Said Reed: “It’s the first step toward making a case for our framework where we can say, ‘See, we recovered an experimental observation without giving the initial conditions to the model.’”
Many-objective solution set for the University of Vermont |
A Socio-Technical Tool
Not all systems have clear outcomes like the aquifer experiment. For this reason, the ASSIST framework is designed to enable human-driven decisions, too. ASSIST takes a traditional cost-benefit analysis and extends it into a many-objective exploration of up to seven dimensions. It includes exponentially more trade-offs, and represents these trade-offs such that every possible option is depicted as a data point in a system-wide evaluation.
Reed’s team is also creating new visualization tools that will allow researchers to "fly" into the many-objective surfaces of his framework to interactively explore what each decision entails.

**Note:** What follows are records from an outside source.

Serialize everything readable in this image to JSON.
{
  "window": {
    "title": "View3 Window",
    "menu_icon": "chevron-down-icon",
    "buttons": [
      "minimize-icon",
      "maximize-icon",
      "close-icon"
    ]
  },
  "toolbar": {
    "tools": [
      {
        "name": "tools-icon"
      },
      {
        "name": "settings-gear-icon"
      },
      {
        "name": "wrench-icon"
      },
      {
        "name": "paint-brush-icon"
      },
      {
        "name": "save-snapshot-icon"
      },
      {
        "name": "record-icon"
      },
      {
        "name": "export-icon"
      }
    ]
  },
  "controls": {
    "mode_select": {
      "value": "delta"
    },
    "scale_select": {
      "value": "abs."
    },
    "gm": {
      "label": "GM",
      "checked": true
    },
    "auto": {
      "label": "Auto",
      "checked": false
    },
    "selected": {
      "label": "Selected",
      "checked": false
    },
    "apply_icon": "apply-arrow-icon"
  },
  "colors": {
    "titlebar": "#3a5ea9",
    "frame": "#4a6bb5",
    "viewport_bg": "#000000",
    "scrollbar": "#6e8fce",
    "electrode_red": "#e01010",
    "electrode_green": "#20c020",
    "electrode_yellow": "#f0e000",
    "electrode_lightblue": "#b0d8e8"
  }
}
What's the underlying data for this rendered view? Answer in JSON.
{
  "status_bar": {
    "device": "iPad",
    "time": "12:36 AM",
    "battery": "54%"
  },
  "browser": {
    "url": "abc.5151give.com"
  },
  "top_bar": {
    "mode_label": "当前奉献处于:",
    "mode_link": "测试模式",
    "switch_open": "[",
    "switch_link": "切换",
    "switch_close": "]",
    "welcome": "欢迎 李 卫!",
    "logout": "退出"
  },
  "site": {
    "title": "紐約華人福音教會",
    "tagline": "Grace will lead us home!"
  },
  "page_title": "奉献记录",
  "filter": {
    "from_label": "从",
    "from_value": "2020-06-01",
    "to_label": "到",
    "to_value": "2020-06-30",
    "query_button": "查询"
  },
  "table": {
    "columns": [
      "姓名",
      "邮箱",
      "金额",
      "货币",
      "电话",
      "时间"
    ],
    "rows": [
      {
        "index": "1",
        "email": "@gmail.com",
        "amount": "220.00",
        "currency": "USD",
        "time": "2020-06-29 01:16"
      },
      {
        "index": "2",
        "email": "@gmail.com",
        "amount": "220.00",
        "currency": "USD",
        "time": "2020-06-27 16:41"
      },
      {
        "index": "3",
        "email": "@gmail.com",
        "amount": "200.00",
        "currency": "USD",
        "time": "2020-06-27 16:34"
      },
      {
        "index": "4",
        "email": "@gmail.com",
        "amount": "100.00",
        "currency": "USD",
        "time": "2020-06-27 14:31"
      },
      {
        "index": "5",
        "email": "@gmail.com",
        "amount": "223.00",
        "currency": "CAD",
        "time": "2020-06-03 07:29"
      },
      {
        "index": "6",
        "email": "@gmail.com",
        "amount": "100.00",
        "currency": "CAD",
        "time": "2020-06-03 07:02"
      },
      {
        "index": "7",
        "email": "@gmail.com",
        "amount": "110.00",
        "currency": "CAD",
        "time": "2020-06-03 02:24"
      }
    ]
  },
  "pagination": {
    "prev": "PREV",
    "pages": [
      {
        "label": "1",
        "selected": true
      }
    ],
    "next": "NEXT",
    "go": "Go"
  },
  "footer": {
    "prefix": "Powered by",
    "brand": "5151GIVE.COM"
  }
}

“The end results are trade-offs,” Reed said. “If we invest here, we get this gain, or if we invest now, we get this benefit. Then it becomes design by shopping.”
Reed and his team have adapted the framework to create a prototype tool for water portfolio management that will help cities better invest in their region’s water supply. He has also collaborated with the Aerospace Corporation to develop a tool that determines the optimal arrangement for satellite constellations.
More than a computational method, Reed says the grid-based framework is a “socio-technical” tool, allowing researchers to move from data to decision, so they can negotiate an appropriate action without resorting to guesswork.
For now, the most complicated environmental monitoring applications being explored with Reed’s framework—some of which include up to five million filter evaluations per experiment—can only be performed on TACC's Ranger, whose parallel-processing power enables higher-level analyses.
“TACC has been key to making discoveries. It helped pull the curtain away from the trade-offs for our most challenging monitoring problems,” Reed said. “I couldn’t show these trade-offs without the computational power available on Ranger.”
The project will ultimately use more than 1.75 million computing hours at TACC, with additional storage capacity provided by the San Diego Supercomputing Center through the NSF TeraGrid.
As today’s supercomputers become tomorrow’s laptops, the methods developed by Reed will enable a wide range of environmental scientists, engineers and managers to address problems through computer-enabled negotiations.
“There are very few questions that don’t have trade-offs,” Reed said. “The stronger we make this multi-objective framework, the more computational discoveries and innovations we’ll be able to make.”